Publié le 2021-05-10 | lenouvelliste.com

Trois jours après la démission du premier ministre Joseph Joute survenue le 14 avril 2021, le premier ministre a.i. Claude Joseph rencontrait les principales associations patronales du pays, le 17 avril.

La rencontre s’est tenue à la demande du nouveau chef de gouvernement, ministre des Affaires étrangères et président du Conseil supérieur de la police nationale (CSPJ). Le Dr Claude Joseph tenait à informer les hommes d’affaires des nouvelles dispositions définies par son équipe gouvernementale pour mettre sinon fin à l'insécurité, du moins la réduire.

Le ministre, qui avait tout fait pour devenir premier ministre, avait paru convaincre les incrédules ce jour-là. Le sentiment partagé dans la communauté des affaires, après les photos souvenirs et le communiqué d’usage, était de le voir à l’œuvre. De lui donner du temps.

Ce lundi 10 mai, on peut lire dans un nouveau communiqué signé des mêmes associations :

« Force est de constater que plus de deux semaines après, la situation n’a fait qu’empirer et que si mesures prises il y a eu, les résultats n’y sont pas, bien au contraire ! L’insécurité multiforme impacte la population dans son ensemble et les cas de kidnapping touchent tous les secteurs indistinctement. »

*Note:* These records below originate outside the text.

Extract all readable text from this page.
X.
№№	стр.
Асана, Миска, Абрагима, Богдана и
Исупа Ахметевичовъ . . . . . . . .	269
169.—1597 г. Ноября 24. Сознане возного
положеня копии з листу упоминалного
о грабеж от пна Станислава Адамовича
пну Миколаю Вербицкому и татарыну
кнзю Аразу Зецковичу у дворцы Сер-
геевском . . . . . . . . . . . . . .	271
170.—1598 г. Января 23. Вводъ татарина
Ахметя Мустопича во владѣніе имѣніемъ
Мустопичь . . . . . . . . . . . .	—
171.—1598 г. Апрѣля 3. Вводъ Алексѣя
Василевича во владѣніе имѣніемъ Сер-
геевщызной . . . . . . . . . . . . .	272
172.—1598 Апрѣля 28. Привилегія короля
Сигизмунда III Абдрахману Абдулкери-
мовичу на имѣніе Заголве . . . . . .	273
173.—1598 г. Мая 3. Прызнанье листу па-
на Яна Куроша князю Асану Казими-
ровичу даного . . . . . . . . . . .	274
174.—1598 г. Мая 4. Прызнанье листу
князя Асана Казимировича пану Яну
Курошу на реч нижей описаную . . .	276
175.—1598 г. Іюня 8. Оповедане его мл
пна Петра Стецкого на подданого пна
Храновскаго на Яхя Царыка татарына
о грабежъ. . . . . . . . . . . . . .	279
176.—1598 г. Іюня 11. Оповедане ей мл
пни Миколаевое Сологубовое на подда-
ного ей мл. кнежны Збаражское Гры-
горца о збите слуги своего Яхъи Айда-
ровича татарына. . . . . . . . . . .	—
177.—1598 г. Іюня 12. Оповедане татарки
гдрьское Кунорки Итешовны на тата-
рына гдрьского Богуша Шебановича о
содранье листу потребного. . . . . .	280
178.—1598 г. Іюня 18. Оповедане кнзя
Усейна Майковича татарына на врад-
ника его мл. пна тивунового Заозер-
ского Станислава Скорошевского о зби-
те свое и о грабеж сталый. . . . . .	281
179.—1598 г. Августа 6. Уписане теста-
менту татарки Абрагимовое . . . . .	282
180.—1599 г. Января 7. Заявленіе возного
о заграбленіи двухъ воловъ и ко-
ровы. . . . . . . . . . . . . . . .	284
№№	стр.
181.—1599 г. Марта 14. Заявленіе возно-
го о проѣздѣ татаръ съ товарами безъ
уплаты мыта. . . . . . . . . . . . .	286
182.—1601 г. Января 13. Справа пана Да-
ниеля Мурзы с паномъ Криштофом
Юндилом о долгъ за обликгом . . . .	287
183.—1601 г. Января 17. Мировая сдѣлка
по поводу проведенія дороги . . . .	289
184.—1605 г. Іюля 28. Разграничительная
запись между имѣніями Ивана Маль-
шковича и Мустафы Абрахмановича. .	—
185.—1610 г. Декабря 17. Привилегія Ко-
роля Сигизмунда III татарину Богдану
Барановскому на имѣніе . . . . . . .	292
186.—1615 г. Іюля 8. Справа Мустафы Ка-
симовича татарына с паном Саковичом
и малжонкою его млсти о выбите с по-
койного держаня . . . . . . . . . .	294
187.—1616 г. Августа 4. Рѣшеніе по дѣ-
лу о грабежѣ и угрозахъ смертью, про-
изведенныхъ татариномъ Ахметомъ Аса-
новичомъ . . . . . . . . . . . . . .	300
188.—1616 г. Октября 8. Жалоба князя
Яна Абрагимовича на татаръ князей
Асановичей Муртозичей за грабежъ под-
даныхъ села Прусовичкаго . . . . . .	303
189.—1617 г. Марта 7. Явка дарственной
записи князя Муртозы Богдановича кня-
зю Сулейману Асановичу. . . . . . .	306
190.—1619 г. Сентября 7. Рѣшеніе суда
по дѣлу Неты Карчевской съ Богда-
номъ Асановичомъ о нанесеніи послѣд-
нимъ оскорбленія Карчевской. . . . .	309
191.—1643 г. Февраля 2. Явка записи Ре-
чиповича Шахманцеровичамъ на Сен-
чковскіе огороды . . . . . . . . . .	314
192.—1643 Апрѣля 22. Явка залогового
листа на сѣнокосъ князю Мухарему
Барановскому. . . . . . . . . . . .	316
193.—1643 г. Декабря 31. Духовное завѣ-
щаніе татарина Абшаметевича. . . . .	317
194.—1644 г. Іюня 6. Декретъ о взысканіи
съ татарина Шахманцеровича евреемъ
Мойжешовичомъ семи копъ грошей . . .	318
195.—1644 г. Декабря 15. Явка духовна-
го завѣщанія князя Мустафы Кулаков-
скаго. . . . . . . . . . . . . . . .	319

Le constat est sans appel. Les promesses du premier ministre a.i. n’ont pas passé le test de la réalité.

Un peu plus loin, le texte franchit les cinq mètres cinquante des autorités pour dire : « Trop c’est trop, ceux qui ont pour mission de servir la population, et ce, jusqu’au plus haut niveau de l’État, ont failli à leur mission essentielle de servir et protéger. »

 En une phrase c’est l’exécutif en entier et la PNH dans son ensemble qui sont jugés.

«Dans ce contexte de violence et d’instabilité généralisée, les chambres de commerce et associations signataires demandent au premier ministre, chef du CSPN, de prendre acte de l’inefficacité des actions jusqu’à présent entreprises pour pallier au problème grave de l’insécurité, et des conséquences qui en découlent sur tous les secteurs de la nation. Par conséquent, nous demandons encore une fois aux autorités d’assumer leurs responsabilités et de prendre les dispositions qui s’imposent pour rétablir l’ordre et la sécurité sur le territoire national, en élargissant leurs consultations aux experts en la matière, en renforçant la police en voies et moyens.»

Le verdict est sévère. Très sévère.

Comme nous sommes en Haïti, quelques heures après la publication du communiqué, le premier ministre Joseph, entouré de tous ses ministres politiques et de tous les hauts responsables de la Police nationale d’Haïti, a organisé un point de presse en sa résidence.

Il n’y a été question ni des inquiétudes des hommes d’affaires, ni des peurs de la population, ni d’un étalage de nouvelles promesses ou de serments renouvelés de mieux faire.

Claude Joseph a parlé du référendum et des élections à venir. Selon lui, tout est en place pour que tout se déroule bien.